As with any new form of therapy or treatment, it's crucial to check with your doctor first, especially if you are dealing with other health conditions.

salt lamp on dresser
 Belchonock/Getty

How to Practice Salt Therapy at Home

If you're thinking of trying salt therapy at home, here are three different methods you may want to consider:

Light Some Himalayan Salt Lamps

Himalayan salt lamps can be purchased starting at around $20, making them a relatively affordable option. Though as Baker-Johnson mentioned, Himalayan salt lamps only produce beneficial negative ions when heated to 1,500 degrees Fahrenheit, which you can't achieve in your home. That said, this could still be a good option if you're in search of something aesthetically pleasing that's relaxing to look at.

Treat Yourself to an Air Salinizer

An air salinizer releases tiny salt particles in the air in an attempt to mimic the environment of a salt cave. Baker-Johnson says this is "most-likely not as effective as a Halogenerator. It is used for a more simple home treatment." She recommends sure the air salinizer uses sodium chloride (preferably pharmaceutical grade).

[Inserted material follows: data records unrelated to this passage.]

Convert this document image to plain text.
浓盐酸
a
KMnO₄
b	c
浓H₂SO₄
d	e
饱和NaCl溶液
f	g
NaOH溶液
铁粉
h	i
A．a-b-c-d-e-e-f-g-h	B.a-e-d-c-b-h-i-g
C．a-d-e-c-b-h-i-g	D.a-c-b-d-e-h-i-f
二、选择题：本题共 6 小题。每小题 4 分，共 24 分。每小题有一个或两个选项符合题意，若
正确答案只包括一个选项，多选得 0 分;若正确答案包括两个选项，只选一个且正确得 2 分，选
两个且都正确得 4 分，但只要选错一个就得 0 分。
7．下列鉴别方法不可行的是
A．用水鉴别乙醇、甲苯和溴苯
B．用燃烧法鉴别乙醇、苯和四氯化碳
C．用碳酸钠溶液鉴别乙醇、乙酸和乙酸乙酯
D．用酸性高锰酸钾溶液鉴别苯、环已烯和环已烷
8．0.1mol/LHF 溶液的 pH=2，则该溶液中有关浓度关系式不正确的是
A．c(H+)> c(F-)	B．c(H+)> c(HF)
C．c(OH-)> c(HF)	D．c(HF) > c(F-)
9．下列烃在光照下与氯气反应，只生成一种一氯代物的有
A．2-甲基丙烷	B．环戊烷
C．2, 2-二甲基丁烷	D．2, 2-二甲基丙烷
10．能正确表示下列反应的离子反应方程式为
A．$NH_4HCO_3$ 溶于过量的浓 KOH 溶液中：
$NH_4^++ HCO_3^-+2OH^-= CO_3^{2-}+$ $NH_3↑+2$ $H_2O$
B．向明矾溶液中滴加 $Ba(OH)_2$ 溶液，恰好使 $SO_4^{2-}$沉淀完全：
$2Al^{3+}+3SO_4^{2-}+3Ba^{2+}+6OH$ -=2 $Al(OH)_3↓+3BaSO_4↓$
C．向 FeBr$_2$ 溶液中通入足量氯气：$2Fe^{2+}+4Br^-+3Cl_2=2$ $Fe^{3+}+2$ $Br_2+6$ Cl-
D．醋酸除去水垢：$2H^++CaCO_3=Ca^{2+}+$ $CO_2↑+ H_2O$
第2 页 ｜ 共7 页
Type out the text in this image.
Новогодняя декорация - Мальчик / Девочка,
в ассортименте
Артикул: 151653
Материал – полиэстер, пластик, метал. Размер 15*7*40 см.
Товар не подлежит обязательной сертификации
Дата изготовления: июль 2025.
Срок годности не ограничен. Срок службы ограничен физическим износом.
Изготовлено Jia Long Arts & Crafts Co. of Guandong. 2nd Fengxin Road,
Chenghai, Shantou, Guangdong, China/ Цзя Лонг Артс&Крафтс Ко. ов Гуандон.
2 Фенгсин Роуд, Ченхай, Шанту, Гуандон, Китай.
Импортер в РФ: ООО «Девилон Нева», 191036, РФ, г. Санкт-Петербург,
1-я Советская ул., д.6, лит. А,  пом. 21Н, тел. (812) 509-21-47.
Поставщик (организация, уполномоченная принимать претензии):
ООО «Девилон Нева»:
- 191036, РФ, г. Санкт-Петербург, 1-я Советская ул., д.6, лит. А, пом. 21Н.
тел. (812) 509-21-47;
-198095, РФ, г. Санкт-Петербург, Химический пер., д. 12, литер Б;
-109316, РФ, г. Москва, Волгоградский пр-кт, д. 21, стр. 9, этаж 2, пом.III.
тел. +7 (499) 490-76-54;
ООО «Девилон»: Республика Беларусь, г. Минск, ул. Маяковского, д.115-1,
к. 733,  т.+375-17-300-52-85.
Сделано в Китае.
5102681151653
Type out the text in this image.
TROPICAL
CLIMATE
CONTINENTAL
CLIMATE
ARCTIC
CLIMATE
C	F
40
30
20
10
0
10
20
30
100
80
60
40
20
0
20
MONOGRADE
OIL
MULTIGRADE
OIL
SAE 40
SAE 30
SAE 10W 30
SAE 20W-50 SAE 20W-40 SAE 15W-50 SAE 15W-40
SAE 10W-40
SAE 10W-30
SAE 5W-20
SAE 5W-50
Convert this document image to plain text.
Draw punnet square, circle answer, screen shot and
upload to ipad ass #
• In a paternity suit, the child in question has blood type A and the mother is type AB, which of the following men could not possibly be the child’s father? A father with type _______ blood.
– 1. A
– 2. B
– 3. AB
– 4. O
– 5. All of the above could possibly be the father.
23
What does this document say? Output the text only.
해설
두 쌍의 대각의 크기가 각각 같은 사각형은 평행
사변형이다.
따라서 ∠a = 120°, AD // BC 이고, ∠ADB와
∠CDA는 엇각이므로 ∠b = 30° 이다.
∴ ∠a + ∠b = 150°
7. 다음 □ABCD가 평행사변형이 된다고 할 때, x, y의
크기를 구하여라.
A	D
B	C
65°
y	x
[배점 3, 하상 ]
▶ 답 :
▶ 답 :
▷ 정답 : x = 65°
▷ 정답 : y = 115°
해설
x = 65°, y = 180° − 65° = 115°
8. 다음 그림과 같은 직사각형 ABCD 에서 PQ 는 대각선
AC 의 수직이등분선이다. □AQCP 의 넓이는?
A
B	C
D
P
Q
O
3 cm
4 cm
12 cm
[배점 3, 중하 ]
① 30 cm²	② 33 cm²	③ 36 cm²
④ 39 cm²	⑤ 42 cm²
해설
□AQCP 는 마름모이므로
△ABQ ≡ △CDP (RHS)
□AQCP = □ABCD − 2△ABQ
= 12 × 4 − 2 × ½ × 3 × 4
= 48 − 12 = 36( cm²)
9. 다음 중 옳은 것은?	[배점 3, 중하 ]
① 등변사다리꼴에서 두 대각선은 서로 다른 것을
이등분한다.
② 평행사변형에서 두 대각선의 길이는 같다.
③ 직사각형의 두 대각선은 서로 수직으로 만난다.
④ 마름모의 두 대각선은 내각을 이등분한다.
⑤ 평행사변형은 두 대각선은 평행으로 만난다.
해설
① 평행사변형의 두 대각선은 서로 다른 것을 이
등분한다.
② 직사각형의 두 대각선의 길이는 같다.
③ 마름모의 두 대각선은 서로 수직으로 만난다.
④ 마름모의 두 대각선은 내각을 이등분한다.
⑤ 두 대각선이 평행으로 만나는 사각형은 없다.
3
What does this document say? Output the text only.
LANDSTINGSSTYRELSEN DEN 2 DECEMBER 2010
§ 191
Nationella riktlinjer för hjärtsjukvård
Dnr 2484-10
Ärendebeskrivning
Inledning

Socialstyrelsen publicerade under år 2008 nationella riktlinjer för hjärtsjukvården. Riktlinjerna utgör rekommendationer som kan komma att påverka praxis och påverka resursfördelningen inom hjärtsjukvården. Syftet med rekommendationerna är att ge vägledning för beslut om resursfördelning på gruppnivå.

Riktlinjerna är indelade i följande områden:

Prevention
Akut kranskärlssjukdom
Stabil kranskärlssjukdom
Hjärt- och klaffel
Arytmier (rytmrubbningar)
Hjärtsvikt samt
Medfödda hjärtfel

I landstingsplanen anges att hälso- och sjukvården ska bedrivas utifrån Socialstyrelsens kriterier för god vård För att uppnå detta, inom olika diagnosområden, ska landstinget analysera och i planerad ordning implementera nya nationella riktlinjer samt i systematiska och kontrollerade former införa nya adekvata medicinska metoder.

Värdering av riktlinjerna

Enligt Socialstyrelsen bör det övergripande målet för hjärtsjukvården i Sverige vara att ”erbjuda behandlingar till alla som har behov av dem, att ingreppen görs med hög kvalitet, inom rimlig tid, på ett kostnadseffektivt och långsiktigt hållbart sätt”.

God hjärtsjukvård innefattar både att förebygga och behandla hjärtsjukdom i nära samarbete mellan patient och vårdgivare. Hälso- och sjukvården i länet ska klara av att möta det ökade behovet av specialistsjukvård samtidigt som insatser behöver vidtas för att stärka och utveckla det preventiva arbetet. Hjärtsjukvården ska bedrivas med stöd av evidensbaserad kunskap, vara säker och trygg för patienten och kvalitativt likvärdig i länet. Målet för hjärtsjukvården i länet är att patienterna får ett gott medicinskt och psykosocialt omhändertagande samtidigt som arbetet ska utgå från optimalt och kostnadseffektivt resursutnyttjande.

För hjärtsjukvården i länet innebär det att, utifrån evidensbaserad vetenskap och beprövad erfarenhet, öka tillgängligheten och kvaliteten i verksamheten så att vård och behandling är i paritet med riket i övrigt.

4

Build an At-Home Salt Therapy Booth

Installing an at-home salt therapy booth that uses a halogenerator is the only way to get the benefits offered by a commercial salt cave, our experts tell us. A room full of Himalayan salt bricks or panels won't necessarily do the trick.

"The booths need to be air-tight and have the necessary ventilation, humidity level controls and purification systems to ensure effectiveness and safety," Khan says. "Being coated with salt on your skin or clothing is not a sign that the home salt therapy booth is necessarily offering respiratory treatments. That merely shows that the size of the salt particles are too large to get deep into the lungs and bronchial passages. The salt on the skin though is terrific for skin health."